When Lisp was created, writing a program in an assembly language typically involved typing onto tape or punch cards and feeding them into the computer along with an assembler program, getting the binary out, possibly running it through a linker, and then running it. Fortran programs involved a similar process, with the compiler replacing the interpreter.
Lisp introduced the idea of the read-evaluate-print loop (REPL). The environment read a line of Lisp code, evaluated it, printed the result, and then looped back to the start of the process. This change allowed for incremental development, where you gradually wrote a function, tried calling it, tested that it worked, and then moved on to the next bit of code.

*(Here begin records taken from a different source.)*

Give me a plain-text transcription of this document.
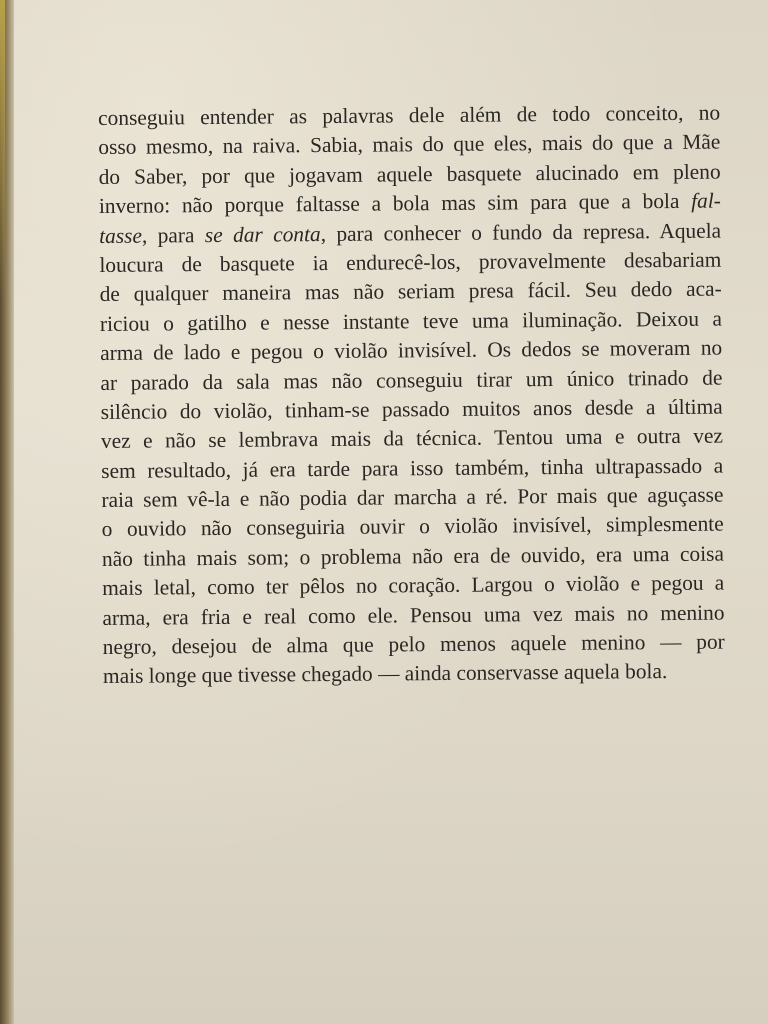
conseguiu entender as palavras dele além de todo conceito, no
osso mesmo, na raiva. Sabia, mais do que eles, mais do que a Mãe
do Saber, por que jogavam aquele basquete alucinado em pleno
inverno: não porque faltasse a bola mas sim para que a bola fal-
tasse, para se dar conta, para conhecer o fundo da represa. Aquela
loucura de basquete ia endurecê-los, provavelmente desabariam
de qualquer maneira mas não seriam presa fácil. Seu dedo aca-
riciou o gatilho e nesse instante teve uma iluminação. Deixou a
arma de lado e pegou o violão invisível. Os dedos se moveram no
ar parado da sala mas não conseguiu tirar um único trinado de
silêncio do violão, tinham-se passado muitos anos desde a última
vez e não se lembrava mais da técnica. Tentou uma e outra vez
sem resultado, já era tarde para isso também, tinha ultrapassado a
raia sem vê-la e não podia dar marcha a ré. Por mais que aguçasse
o ouvido não conseguiria ouvir o violão invisível, simplesmente
não tinha mais som; o problema não era de ouvido, era uma coisa
mais letal, como ter pêlos no coração. Largou o violão e pegou a
arma, era fria e real como ele. Pensou uma vez mais no menino
negro, desejou de alma que pelo menos aquele menino — por
mais longe que tivesse chegado — ainda conservasse aquela bola.
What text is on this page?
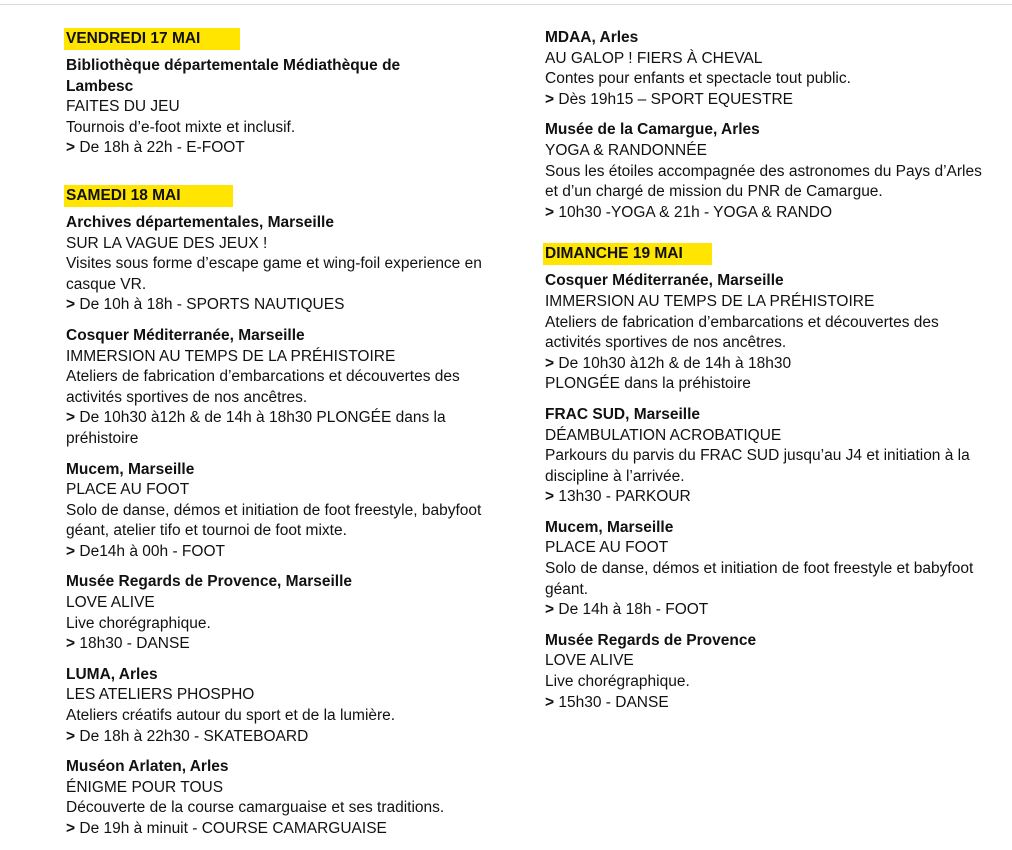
VENDREDI 17 MAI
Bibliothèque départementale Médiathèque de Lambesc
FAITES DU JEU
Tournois d’e-foot mixte et inclusif.
> De 18h à 22h - E-FOOT
SAMEDI 18 MAI
Archives départementales, Marseille
SUR LA VAGUE DES JEUX !
Visites sous forme d’escape game et wing-foil experience en casque VR.
> De 10h à 18h - SPORTS NAUTIQUES
Cosquer Méditerranée, Marseille
IMMERSION AU TEMPS DE LA PRÉHISTOIRE
Ateliers de fabrication d’embarcations et découvertes des activités sportives de nos ancêtres.
> De 10h30 à12h & de 14h à 18h30 PLONGÉE dans la préhistoire
Mucem, Marseille
PLACE AU FOOT
Solo de danse, démos et initiation de foot freestyle, babyfoot géant, atelier tifo et tournoi de foot mixte.
> De14h à 00h - FOOT
Musée Regards de Provence, Marseille
LOVE ALIVE
Live chorégraphique.
> 18h30 - DANSE
LUMA, Arles
LES ATELIERS PHOSPHO
Ateliers créatifs autour du sport et de la lumière.
> De 18h à 22h30 - SKATEBOARD
Muséon Arlaten, Arles
ÉNIGME POUR TOUS
Découverte de la course camarguaise et ses traditions.
> De 19h à minuit - COURSE CAMARGUAISE
MDAA, Arles
AU GALOP ! FIERS À CHEVAL
Contes pour enfants et spectacle tout public.
> Dès 19h15 – SPORT EQUESTRE
Musée de la Camargue, Arles
YOGA & RANDONNÉE
Sous les étoiles accompagnée des astronomes du Pays d’Arles et d’un chargé de mission du PNR de Camargue.
> 10h30 -YOGA & 21h - YOGA & RANDO
DIMANCHE 19 MAI
Cosquer Méditerranée, Marseille
IMMERSION AU TEMPS DE LA PRÉHISTOIRE
Ateliers de fabrication d’embarcations et découvertes des activités sportives de nos ancêtres.
> De 10h30 à12h & de 14h à 18h30
PLONGÉE dans la préhistoire
FRAC SUD, Marseille
DÉAMBULATION ACROBATIQUE
Parkours du parvis du FRAC SUD jusqu’au J4 et initiation à la discipline à l’arrivée.
> 13h30 - PARKOUR
Mucem, Marseille
PLACE AU FOOT
Solo de danse, démos et initiation de foot freestyle et babyfoot géant.
> De 14h à 18h - FOOT
Musée Regards de Provence
LOVE ALIVE
Live chorégraphique.
> 15h30 - DANSE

This system made development significantly faster. Compiling a Fortran program on a machine of the time could take minutes if you were lucky, hours if you weren't. If you encountered a bug, you had to return to the source code, modify it, and redo the entire process from the start.
A Lisp programmer, in contrast, got immediate feedback if he'd done something wrong. More importantly, he could easily see where he'd done something wrong, because he could test each part of the program in turn.
This interactive structure is now common in interpreted languages. Python, Erlang, and so on all provide similar interfaces. The most interesting thing about the Lisp version is that it implemented incremental compilation very early on. In 1962, the MIT implementation of Lisp would compile expressions that were entered in the REPL mode.